Si l’on tient compte de leurs investissements, les personnes les plus riches du monde sont responsables d’un volume considérable d’émissions, selon un nouveau rapport. Elles sont responsables d’environ un million de fois plus d’émissions que vous ou moi. Le rapport, publié dimanche par Oxfam, révèle que les 125 personnes les plus riches du monde – dont les milliardaires américains Bill Gates, Jim Walton, Warren Buffett et Elon Musk – ont une empreinte carbone combinée à peu près équivalente à celle de la France entière.
De nombreux travaux universitaires ont été consacrés au calcul de la différence entre l’empreinte carbone personnelle des ultra-riches et celle du citoyen moyen, et les habitudes des super-riches augmentent certainement leurs émissions personnelles. Mais, selon un commentaire publié par Gizmodo, l’endroit où les milliardaires placent tout leur argent excédentaire est peut-être plus important que leurs jets privés ou leurs collections de voitures coûteuses. Des recherches antérieures ont montré que les investissements financiers des 1 % les plus riches du monde sont largement responsables de l’ampleur de leurs émissions globales, plutôt que de leur style de vie personnel – entre 50 et 70 % de leurs émissions, selon le rapport d’Oxfam. Ce nouveau rapport tient compte des investissements réalisés par les super riches du monde et de la manière dont ces investissements peuvent favoriser les industries polluantes et créer encore plus d’émissions.
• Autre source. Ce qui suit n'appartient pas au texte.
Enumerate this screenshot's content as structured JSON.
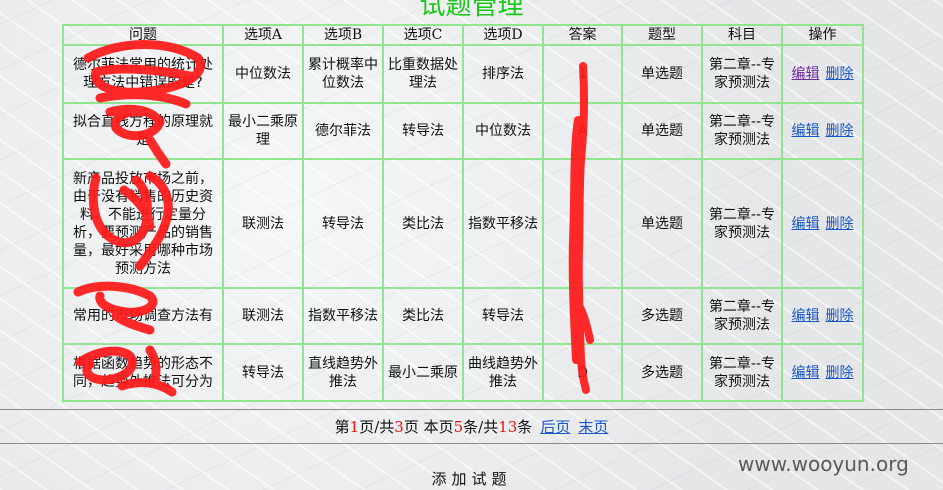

« Les émissions liées au mode de vie des milliardaires – en raison de leur utilisation fréquente de jets privés et de yachts – sont des milliers de fois supérieures à celles d’une personne moyenne, ce qui est déjà totalement inacceptable », a déclaré Nafkote Dabi, responsable du changement climatique chez Oxfam, dans un communiqué. « Mais si l’on considère les émissions liées à leurs investissements, alors leurs émissions de carbone sont plus d’un million de fois supérieures. »
Pour calculer les émissions des puissants milliardaires, les chercheurs d’Oxfam ont d’abord dressé une liste des 220 personnes les plus riches du monde, puis ont identifié les sociétés dans lesquelles ces personnes détenaient des investissements d’au moins 10 %. (La détention d’une participation de 10 % dans une entreprise, telle que définie par la Commission américaine des valeurs mobilières et des changes, fait d’une personne un actionnaire principal de cette entreprise et lui confère une influence bien plus grande qu’un actionnaire normal sur les décisions et la direction générales de l’entreprise). À l’aide des données de la société de services financiers Exerica, Oxfam a ensuite calculé les émissions des champs d’application 1 et 2 (émissions directes liées aux opérations et émissions indirectes liées à l’énergie, au chauffage et à la climatisation) de ces sociétés, et a utilisé l’investissement de chaque milliardaire avec ces émissions globales pour déterminer la part de responsabilité de chacun.
Avec les chiffres dont ils disposaient, les chercheurs d’Oxfam ont pu déterminer que chaque milliardaire, sur une liste finale de 125, était responsable du financement d’environ 3,3 millions de tonnes d’émissions de CO2 en moyenne chaque année, grâce à leurs investissements surdimensionnés dans 183 entreprises mondiales. Un individu moyen, en France ou au Royaume-Uni dispose d’un revenu qui finance environ 25,4 tonnes d’émissions de CO2 chaque année ; les 10 % des personnes les plus pauvres du monde, quant à elles, ne produisent en moyenne que 3 tonnes (2,76 tonnes) de CO2 chaque année.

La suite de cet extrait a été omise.